Try these five tips to raise your reporting game in the name of delivering the very best to editors, readers, sources and yes, media relations professionals. Let’s start at the start, continuing our leadoff story.

1) Don’t just pitch the story: Pitch the placement.

The lesser-known outlet I referred to above, NTD, could not bank on its name or niche financial services beat to entice sources. So we encouraged them to spotlight the opportunity. Exposure on Fios. Sky TV. YouTube. It added up to incredible chances for exposure. But PRs and sources were left in the dark because they didn’t know the brand or the logo. What’s more, those opps existed almost as an afterthought, sitting at the very bottom of source requests. Talk about burying the lede!

We suggested a simple language tweak: Put “Interview on cable TV, Fios, Sky TV…” in the title of each request. They went from crickets to crowds. Even for larger outlets, pitching the placement can improve the response rate.

2) Make it easy on the source.

Not long ago, I fell into the rut of requesting all source responses written in a Qwoted reply with rapid turnaround times of 48-72 hours. But writing thoughtful replies can take a lot more time than simply letting the source hop on the phone for 15 minutes. “Noooooo! I don’t feel like typing fast today!” I’d whine to myself. OK, fine: Why not give the source the option to use the most convenient form, then? Maybe that is writing. But what if not?

Without the written option, I would’ve never interviewed Charles Brandes, the billionaire investment legend. But without the phone, I’d have lost out on chatting with another billionaire, Lewis Cullman, creator of the leveraged buyout. More often, the colorful and authoritative replies follow when you simply jump on the line for half an hour. True, we are all pressed for time. But if an interviewee just won’t stop yapping, play offense, not defense: “I have a hard stop at 11.”

3) Give yourself flexibility to extend the pitch.

To this day, I’ve never quite landed on whether a pitch around Independence Day is best offered before or after. As a result, I always build in a cushion of several days if the pitch results don’t come in. I also examine the wording itself: Have I highlighted the placement opportunities, as in point 1? Have I allowed for the busy days of interested sources, as in point 2? Holidays are about packing suitcases, not schedules, especially this summer. If you want your Qwoted inbox packed, strategize your timing and respect bandwidth. 

4) Communicate both ways: Be receptive to PRs.

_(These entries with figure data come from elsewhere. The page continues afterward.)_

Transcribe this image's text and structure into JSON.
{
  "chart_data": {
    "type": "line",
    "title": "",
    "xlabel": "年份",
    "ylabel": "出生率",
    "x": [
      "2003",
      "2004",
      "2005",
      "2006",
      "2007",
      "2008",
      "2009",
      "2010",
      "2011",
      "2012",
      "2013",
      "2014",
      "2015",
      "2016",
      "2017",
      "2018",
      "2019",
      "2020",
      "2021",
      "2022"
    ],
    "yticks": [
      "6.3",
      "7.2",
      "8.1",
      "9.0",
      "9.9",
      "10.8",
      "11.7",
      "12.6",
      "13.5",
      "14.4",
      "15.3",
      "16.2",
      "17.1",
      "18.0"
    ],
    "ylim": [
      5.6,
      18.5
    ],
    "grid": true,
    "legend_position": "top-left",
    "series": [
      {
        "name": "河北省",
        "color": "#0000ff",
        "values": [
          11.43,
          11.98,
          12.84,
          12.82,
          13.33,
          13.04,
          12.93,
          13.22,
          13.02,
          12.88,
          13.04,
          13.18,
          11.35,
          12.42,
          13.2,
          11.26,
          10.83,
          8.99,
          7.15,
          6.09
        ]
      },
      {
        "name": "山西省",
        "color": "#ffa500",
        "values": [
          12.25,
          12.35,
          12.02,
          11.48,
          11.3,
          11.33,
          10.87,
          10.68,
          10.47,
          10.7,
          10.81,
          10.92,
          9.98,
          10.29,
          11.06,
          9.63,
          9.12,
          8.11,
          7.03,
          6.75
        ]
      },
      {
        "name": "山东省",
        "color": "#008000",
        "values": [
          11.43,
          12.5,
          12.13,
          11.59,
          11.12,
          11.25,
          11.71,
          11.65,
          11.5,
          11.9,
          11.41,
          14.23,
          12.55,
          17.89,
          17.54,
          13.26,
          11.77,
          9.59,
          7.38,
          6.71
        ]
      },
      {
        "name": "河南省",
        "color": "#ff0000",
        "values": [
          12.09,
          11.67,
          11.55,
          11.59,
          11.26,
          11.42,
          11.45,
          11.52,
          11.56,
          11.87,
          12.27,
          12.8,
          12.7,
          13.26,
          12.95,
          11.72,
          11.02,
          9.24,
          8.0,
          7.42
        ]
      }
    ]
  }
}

I stand guilty as accused of taking the money and running once a source gives up the goods. But that’s short sighted at best when a hard-working PR and cooperative source extend themselves on your behalf. They have every right to expect you will answer their emails that ask, for example, “When do you expect this story to run? Can you find out?”

There’s every temptation to regard this as a hassle. Don’t. It reflects poorly on you and your publication. Word gets around. The good news is that this also applies when reporters extend courtesies, kindnesses and communication to the folks who have so ably helped them.

5) Build the relationship.

Thinking in terms of one deadline will only get you out of a jam created by, yup, one deadline. Qwoted was set up with the potential and intention to develop strong relationships between PRs, reporters and sources. But as with any great relationship, all parties need to show up. I’ve met wonderful PR reps through the platform: It would not have been possible otherwise. But that’s not to say it’s been a snap-your-fingers affair, either. Great relationships take work. And time. 

Speaking of which, I’m always around if you want to fire questions my way. While Qwoted has grown a ton since the days where we could offer white glove service to every reporter every time, we still try our very best. We strive to make working lives easier, grow your craft and enhance your strengths in a field that has endured its share of potshots and unfounded accusations. You are not the enemy of the people. But you do have friends.

Some of them, on the PR and source side, can be found as close as your Qwoted inbox.